G in GNU: Silent or pronounced?

mr_bean on 2005-05-28T05:30:41

Yesterday in Taiwan, Richard Stallman said it is pronounced, but I disagree. He talked about the etymology of the name. There had been a series of FINE, SINE programs, meaning this program Is Not Emacs. So he started working down the alphabet looking for Something Not Unix and found GNU.



There apparently had previously been pop culture plays on the pronunciation of gnu and seeing it's 20 years since the platform got going it is not 'new' anymore. That was basically his case.



My argument for not pronouncing the G is that we need to stop an infinite regress. Or is it Gs all the way down?

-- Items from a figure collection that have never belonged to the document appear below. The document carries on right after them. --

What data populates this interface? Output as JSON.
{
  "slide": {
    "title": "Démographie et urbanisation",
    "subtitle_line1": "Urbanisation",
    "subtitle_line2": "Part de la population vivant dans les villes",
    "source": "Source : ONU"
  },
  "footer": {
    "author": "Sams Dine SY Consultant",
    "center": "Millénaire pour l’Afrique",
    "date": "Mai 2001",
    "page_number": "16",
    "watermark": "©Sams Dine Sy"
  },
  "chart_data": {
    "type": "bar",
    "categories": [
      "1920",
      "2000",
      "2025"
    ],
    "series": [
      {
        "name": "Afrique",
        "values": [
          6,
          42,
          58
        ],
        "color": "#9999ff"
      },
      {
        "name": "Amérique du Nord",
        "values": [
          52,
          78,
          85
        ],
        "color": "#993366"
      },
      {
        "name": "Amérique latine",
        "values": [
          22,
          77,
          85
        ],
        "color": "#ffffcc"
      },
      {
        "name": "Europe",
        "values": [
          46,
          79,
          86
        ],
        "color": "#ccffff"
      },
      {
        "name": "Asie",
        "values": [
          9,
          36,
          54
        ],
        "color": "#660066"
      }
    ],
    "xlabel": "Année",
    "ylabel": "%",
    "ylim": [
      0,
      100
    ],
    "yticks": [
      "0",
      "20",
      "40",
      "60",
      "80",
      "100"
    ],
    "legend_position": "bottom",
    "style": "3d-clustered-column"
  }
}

What does the G in GNU stand for? If it doesn't stand for anything, then silence is the appropriate pronunciation. If it stands for gnu, a gnu, or anything else, ie if the name really means A gnu (Entity X) is not Unix, the joke isn't so funny.


Re:

Aristotle on 2005-05-28T10:18:38

It doesn’t stand for “a gnu,” it stands for “GNU.”

we need to stop an infinite regress.

Actually, that’s the whole point of the acronym: it’s recursive. If you think that’s unfunny (I think it’s mildly amusing the first time you encounter it), you’ll be completey repelled to learn about the meaning of GNU’s kernel’s name, “Hurd.”

Hurd: Hird of Unix Replacing Dameons
Hird: Hurd of Interfaces Representing Depth

Yeah.

Whats the sound of GNU clapping?

mr_bean on 2005-05-28T11:12:01

If Stallman's predecessors had called their emacs
derivatives, KNEE instead of FINE and SINE, for
KNEE's Not Emacs Either, they would have had
better and funnier names and Stallman's joke
wouldn't have been so funny.

Though a knee isn't as funny as a gnu.

I don't get the joke in

> Hurd: Hird of Unix Replacing Dameons
> Hird: Hurd of Interfaces Representing Depth

What's this Hird thing? It's not going to be
funny without a reference to a hErd of gnus.

And rather than choosing GNU, I wonder if it
would have been funnier if Stallman had chosen
something with a silent letter that refered to
the ideology of free software, like FREE
ENTERPRISE, FREEFORALL, or something. Perhaps
not. Perhaps it has to be an animal.

Anyway, a camel is funnier than a gnu. Why is
that?

Re:Whats the sound of GNU clapping?

sigzero on 2005-05-28T15:05:24

While it is an acronym the animal pronunciation is definately GUH-NEW.

Re:Whats the sound of GNU clapping?

mr_bean on 2005-05-28T23:01:46

That's definitely the way Stallman pronounced it,
but seeing it's probably an East African word,
the original pronunciation is no doubt more like
'agnew' without the 'a'. Kind of like, 'Gulp,
New?' Not 'guh-new.'

Re:Whats the sound of GNU clapping?

jmm on 2005-05-30T13:10:37

Anyone who grew up listening to Flanders and Swan kuh-nows that it is pronounced guh-new. "I'm a guh-new. How do you do? I'd really like to kuh-now wah-hoo's wah-hoo."

Re:Whats the sound of GNU clapping?

cog on 2005-05-28T21:19:43

What's this Hird thing? It's not going to be funny without a reference to a hErd of gnus.

Actually, it's the lack of "hErd" in the definition that makes it so bloody funny :-)

And rather than choosing GNU, I wonder if it would have been funnier if Stallman had chosen something with a silent letter that refered to the ideology of free software, like FREE ENTERPRISE, FREEFORALL, or something. Perhaps not. Perhaps it has to be an animal.

If you think of a gnu in the wild, running free (or rather eating grass), it starts making sense (I think).

Anyway, a camel is funnier than a gnu. Why is that?

Gnus can't tell jokes properly because they just can't understand them...

Re:Whats the sound of GNU clapping?

mr_bean on 2005-05-28T23:25:31

A camel is a horse designed by a committee,
right? but a gnu is a cow built by Frankenstein.
It's an ugly animal.
A camel is strange enough to be interesting, but
not strange enough to repel.

The GNU logo doesn't have the visual appeal of
O'Reilly's camel.
Perhaps Stallman could have done something with
BYRD. As in free as a bird, and /y/ is /i/ as a
semi-vowel. Byrd is a word with no vowels.

Perhaps, 'Byrds the Word' and 'The word is Be YeR
own Developer' No. Perhaps something like GENIUS
+ SOUL = JAZZ

chill

mdxi on 2005-05-28T15:25:04

you're thinking about all of this *way* too hard.